Malang, 7 Mei 2026 – Fakultas Ekonomi dan Bisnis Universitas Brawijaya (FEB UB) melalui rangkaian kegiatan Management Entrepreneur Day (MED) FEB UB 2026 menyelenggarakan Management Alumni Talks UB: LPS Edition – When Career Meets Finance yang bertempat di Transmart Lantai 2. Kegiatan ini menghadirkan para praktisi dan pemangku kepentingan di sektor keuangan untuk memberikan wawasan kepada mahasiswa mengenai peran strategis Lembaga Penjamin Simpanan (LPS) dalam menjaga stabilitas sistem keuangan Indonesia.
Acara tersebut menghadirkan Hermawan Setyo Wibowo selaku Director Executive Claim Resolusi dan Pengaturan Asuransi LPS serta Bambang S. Hidayat selaku Kepala Kantor Perwakilan LPS 2 yang membawahi wilayah Jawa Timur, Bali, Nusa Tenggara Barat, Nusa Tenggara Timur, dan Kalimantan. Kehadiran kedua narasumber memberikan perspektif yang komprehensif mengenai perkembangan industri keuangan serta peran LPS dalam menghadapi dinamika ekonomi nasional.

Dalam pemaparannya, Bambang S. Hidayat menjelaskan mengenai Lembaga Penjamin Simpanan (LPS) sebagai lembaga independen yang bertugas menjamin simpanan nasabah perbankan serta turut menjaga stabilitas sistem keuangan. Peserta diajak memahami sejarah berdirinya LPS yang lahir sebagai respons terhadap krisis keuangan dan pentingnya menjaga kepercayaan masyarakat terhadap sektor perbankan. Selain itu, beliau juga memaparkan fungsi dan tugas utama LPS, termasuk perannya dalam penanganan bank bermasalah serta sinergi yang dijalin bersama Kementerian Keuangan, Bank Indonesia (BI), dan Otoritas Jasa Keuangan (OJK) dalam menjaga stabilitas sistem keuangan nasional.
Sementara itu, Hermawan Setyo Wibowo menyampaikan materi yang berfokus pada perkembangan mandat LPS dan implementasi program penjaminan polis.
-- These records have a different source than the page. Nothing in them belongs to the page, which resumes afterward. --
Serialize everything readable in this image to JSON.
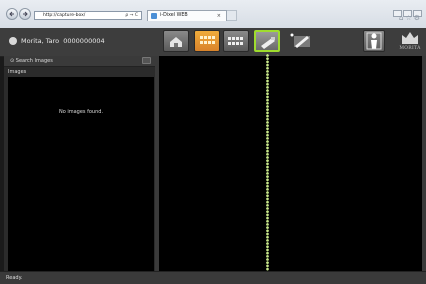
{
  "browser": {
    "address": "http://capture-box/",
    "address_go": "ρ → C",
    "tab_title": "i-Dixel WEB",
    "tab_close": "×"
  },
  "header": {
    "patient_name": "Morita, Taro",
    "patient_id": "0000000004",
    "logo_text": "MORITA"
  },
  "search": {
    "title": "Search Images",
    "section_label": "Images",
    "empty_message": "No images found."
  },
  "status": {
    "text": "Ready."
  },
  "colors": {
    "selected_outline": "#9fdc2e",
    "orange_button": "#e59632"
  },
  "icons": [
    "back-icon",
    "forward-icon",
    "home-icon",
    "grid-icon",
    "strip-icon",
    "camera-icon",
    "pen-icon",
    "person-icon",
    "logo-icon"
  ]
}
Dalam sesi tersebut, beliau menjelaskan mengenai perluasan mandat LPS setelah adanya penguatan regulasi sektor keuangan, termasuk pembahasan mengenai urgensi penjaminan polis di Indonesia sebagai upaya meningkatkan perlindungan bagi pemegang polis dan memperkuat kepercayaan masyarakat terhadap industri perasuransian.
Lebih lanjut, Hermawan juga mengulas berbagai tantangan yang dihadapi dalam proses persiapan aktivasi Program Penjaminan Polis (PPP), mulai dari aspek regulasi, kesiapan industri, hingga penguatan tata kelola yang diperlukan untuk mendukung implementasi program tersebut. Peserta juga mendapatkan pemahaman mengenai desain program penjaminan polis yang tengah dipersiapkan sebagai bagian dari transformasi sistem perlindungan konsumen di sektor jasa keuangan.
Melalui kegiatan ini, mahasiswa FEB UB tidak hanya memperoleh pemahaman yang lebih mendalam mengenai peran LPS dalam sistem keuangan Indonesia, tetapi juga mendapatkan gambaran mengenai peluang karier dan tantangan profesional di sektor keuangan. Management Alumni Talks UB diharapkan dapat menjadi wadah pembelajaran yang mempertemukan dunia akademik dengan praktik industri sehingga mampu memperluas wawasan mahasiswa dalam menghadapi perkembangan ekonomi dan keuangan di masa depan.